Airbus Defence and Space, which has a base in Stevenage, was selected by the European Commission to study spacecraft manufacturing in orbit through the Horizon 2020 Programme.
It's part of a new project looking at the feasibility of satellite assembly and manufacturing above the earth. It's hoped it'll eventually lead to a demonstrator being launched. The project is expected to take two years.
The reason for creating a factory in space is to make space travel and exploration cheaper.
A satellite launch can cost millions of pounds, so by creating a factory in space it reduces the costs of actually getting the probes into space in the first place.
The high cost is why companies like SpaceX have been experimenting with reusable rocketry.
The factory being envisaged by this project will look at building components directly in space.
The idea of manufacturing in space is not a new one. US physicist Gerard K O'Neill was behind a plan to create human colonies in space.
In his 1970s book the High Frontier he suggested that manufacturing facilities in orbit would be needed in order to create space stations and help make further space exploration and colonisation economically viable. Airbus Defence and Space in Bremen, Germany is leading a project team. The group in Stevenage is in the very early stages of looking at the kind of robotic devices which would be needed in orbiting factory.

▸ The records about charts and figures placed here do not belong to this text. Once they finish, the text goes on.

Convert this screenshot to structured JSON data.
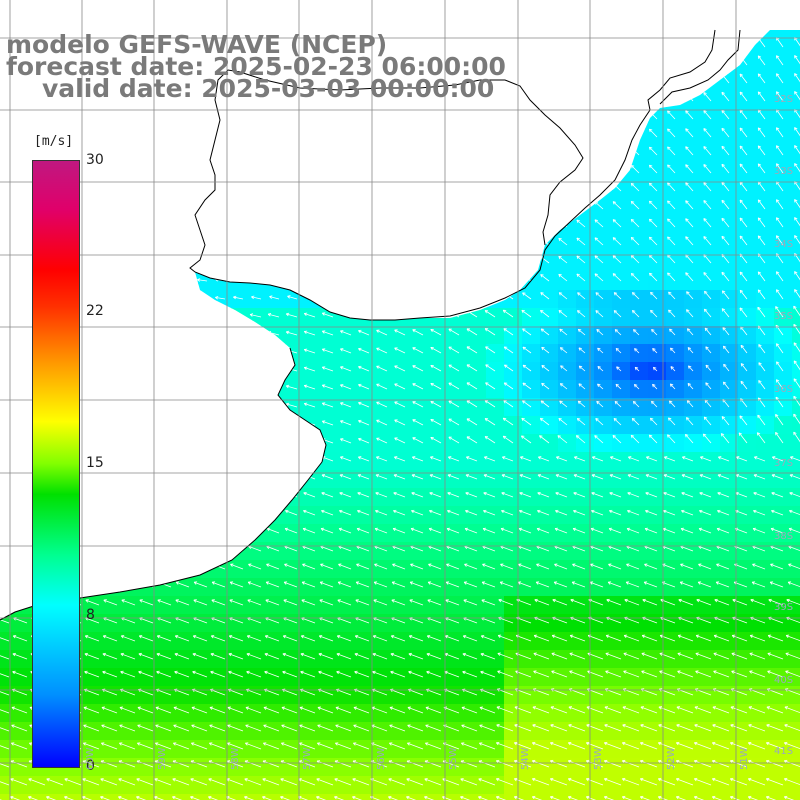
{
  "header": {
    "model_line": "modelo GEFS-WAVE (NCEP)",
    "forecast_line": "forecast date: 2025-02-23 06:00:00",
    "valid_line": "valid date: 2025-03-03 00:00:00"
  },
  "colorbar": {
    "unit": "[m/s]",
    "ticks": [
      "30",
      "22",
      "15",
      "8",
      "0"
    ],
    "tick_values": [
      30,
      22,
      15,
      8,
      0
    ],
    "min": 0,
    "max": 30
  },
  "latitude_labels": [
    "32S",
    "33S",
    "34S",
    "35S",
    "36S",
    "37S",
    "38S",
    "39S",
    "40S",
    "41S"
  ],
  "longitude_labels": [
    "60W",
    "59W",
    "58W",
    "57W",
    "56W",
    "55W",
    "54W",
    "53W",
    "52W",
    "51W"
  ],
  "colors": {
    "ocean_low": "#0000ff",
    "ocean_mid": "#00ffff",
    "ocean_high": "#00e000",
    "land": "#ffffff",
    "grid": "#888888",
    "coastline": "#000000",
    "arrows": "#ffffff",
    "title_text": "#7a7a7a"
  }
}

It's the latest in a long line of projects that the region's space companies have been working on.
Scientists were able to capture the closest images ever taken of the Sun, thanks to a Solar Orbiter constructed in Stevenage.
Next year the Rosalind Franklin Mars Rover is set to launch towards the Red Planet, part of the ExoMars mission a joint European Space Agency (ESA) and Russian state space corporation Roscosmos project.
Last month the Perseverance Rover landed on Mars, carrying technology developed in Essex.